My favorite part of The Little Mermaid is when Ariel signs a contract fully aware of the terms then kills the other party to get out of it.
If someone asks if I have time to talk about Jesus I tell them yes but they have to give me an equal amount of time to talk about Ducktales.
ME: *Donates my body to science*
SCIENCE: Oooh, we… we don’t want that.
COP: Do you know why I pulled you over?
ME:
COP:
ME: Is…isn’t that your job?
DATE:I have 2 kids
ME:I love kids!
D:Good! They-
M:Wait, the human or goat kind?
D:
M:*Trying to contain excitement* Is-is it the goat kind?
1ST MAN: I’m sorry, I-
1ST HORSE: It’s fine.
M:
H:
M: It’s just why BOTH walk? So I thoug-
H: I said it’s fine Gary, stop bringing it up!
HER: *Points to my dish* I’ll have what he’s having
ME:*Blocks plate w/ my arms* This is mine
H: No, I mea-
M:*To waiter* Tell her it’s mine
The size of the gates in Jurassic Park suggests they were always planning on letting the dinosaurs out.
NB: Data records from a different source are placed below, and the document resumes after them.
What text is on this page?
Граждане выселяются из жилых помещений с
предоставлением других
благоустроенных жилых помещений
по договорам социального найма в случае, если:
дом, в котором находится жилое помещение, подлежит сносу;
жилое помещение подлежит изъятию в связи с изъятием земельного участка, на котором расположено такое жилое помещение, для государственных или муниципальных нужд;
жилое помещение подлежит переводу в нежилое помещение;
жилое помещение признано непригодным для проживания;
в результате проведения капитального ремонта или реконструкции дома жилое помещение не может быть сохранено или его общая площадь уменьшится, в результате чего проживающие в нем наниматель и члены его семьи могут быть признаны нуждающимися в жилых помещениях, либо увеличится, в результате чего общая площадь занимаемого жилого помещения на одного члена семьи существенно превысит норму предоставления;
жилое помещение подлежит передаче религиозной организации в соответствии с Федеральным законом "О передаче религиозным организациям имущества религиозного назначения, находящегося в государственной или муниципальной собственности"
REPORTER: How do you feel after serving 6 months under house arrest?
ME: I did not realize that had started.
{Comes home after watching Beauty & the Beast}
ME: *Throws dumb non-singing teapot on the ground* You’re not even trying.
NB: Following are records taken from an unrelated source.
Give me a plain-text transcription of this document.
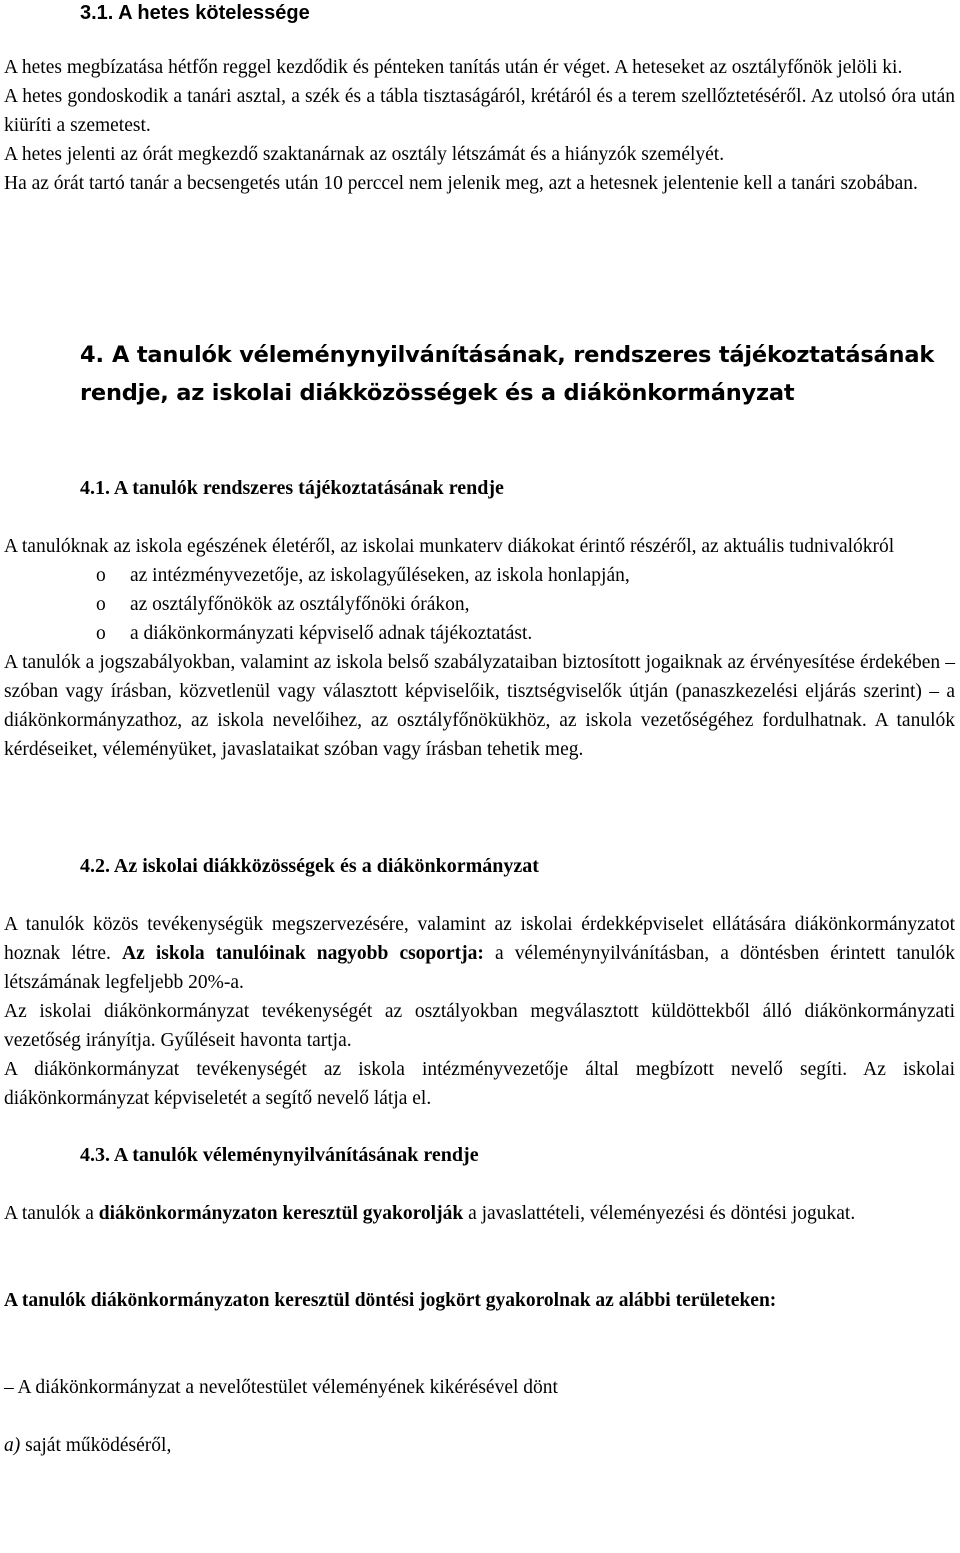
3.1. A hetes kötelessége

A hetes megbízatása hétfőn reggel kezdődik és pénteken tanítás után ér véget. A heteseket az osztályfőnök jelöli ki.

A hetes gondoskodik a tanári asztal, a szék és a tábla tisztaságáról, krétáról és a terem szellőztetéséről. Az utolsó óra után kiüríti a szemetest.

A hetes jelenti az órát megkezdő szaktanárnak az osztály létszámát és a hiányzók személyét.

Ha az órát tartó tanár a becsengetés után 10 perccel nem jelenik meg, azt a hetesnek jelentenie kell a tanári szobában.

4. A tanulók véleménynyilvánításának, rendszeres tájékoztatásának
rendje, az iskolai diákközösségek és a diákönkormányzat
4.1. A tanulók rendszeres tájékoztatásának rendje

A tanulóknak az iskola egészének életéről, az iskolai munkaterv diákokat érintő részéről, az aktuális tudnivalókról

o	az intézményvezetője, az iskolagyűléseken, az iskola honlapján,
o	az osztályfőnökök az osztályfőnöki órákon,
o	a diákönkormányzati képviselő adnak tájékoztatást.

A tanulók a jogszabályokban, valamint az iskola belső szabályzataiban biztosított jogaiknak az érvényesítése érdekében – szóban vagy írásban, közvetlenül vagy választott képviselőik, tisztségviselők útján (panaszkezelési eljárás szerint) – a diákönkormányzathoz, az iskola nevelőihez, az osztályfőnökükhöz, az iskola vezetőségéhez fordulhatnak. A tanulók kérdéseiket, véleményüket, javaslataikat szóban vagy írásban tehetik meg.

4.2. Az iskolai diákközösségek és a diákönkormányzat

A tanulók közös tevékenységük megszervezésére, valamint az iskolai érdekképviselet ellátására diákönkormányzatot hoznak létre. Az iskola tanulóinak nagyobb csoportja: a véleménynyilvánításban, a döntésben érintett tanulók létszámának legfeljebb 20%-a.

Az iskolai diákönkormányzat tevékenységét az osztályokban megválasztott küldöttekből álló diákönkormányzati vezetőség irányítja. Gyűléseit havonta tartja.

A diákönkormányzat tevékenységét az iskola intézményvezetője által megbízott nevelő segíti. Az iskolai diákönkormányzat képviseletét a segítő nevelő látja el.

4.3. A tanulók véleménynyilvánításának rendje

A tanulók a diákönkormányzaton keresztül gyakorolják a javaslattételi, véleményezési és döntési jogukat.

A tanulók diákönkormányzaton keresztül döntési jogkört gyakorolnak az alábbi területeken:

– A diákönkormányzat a nevelőtestület véleményének kikérésével dönt

a) saját működéséről,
All these pregnancy photos are so annoying. It’s like, “Ugh, we get it, you ate a baby.”
Because of aquariums I thought I loved marine biology but it turns out I just really like the idea of fish prison.
If you can’t think of a word say “I forget the English word for it”. That way people will think you’re bilingual instead of an idiot.
ME: Not all heroes eat crepes.
HIM: It’s “Not all heroes wear capes.”
ME: Oh, so do all heroes eat crepes?
HIM:
ME: Then shut up.
{In class}
ME: Uggh! When will I ever even need to know this?!PRENATAL INSTRUCTOR: Again, when your wife has the baby.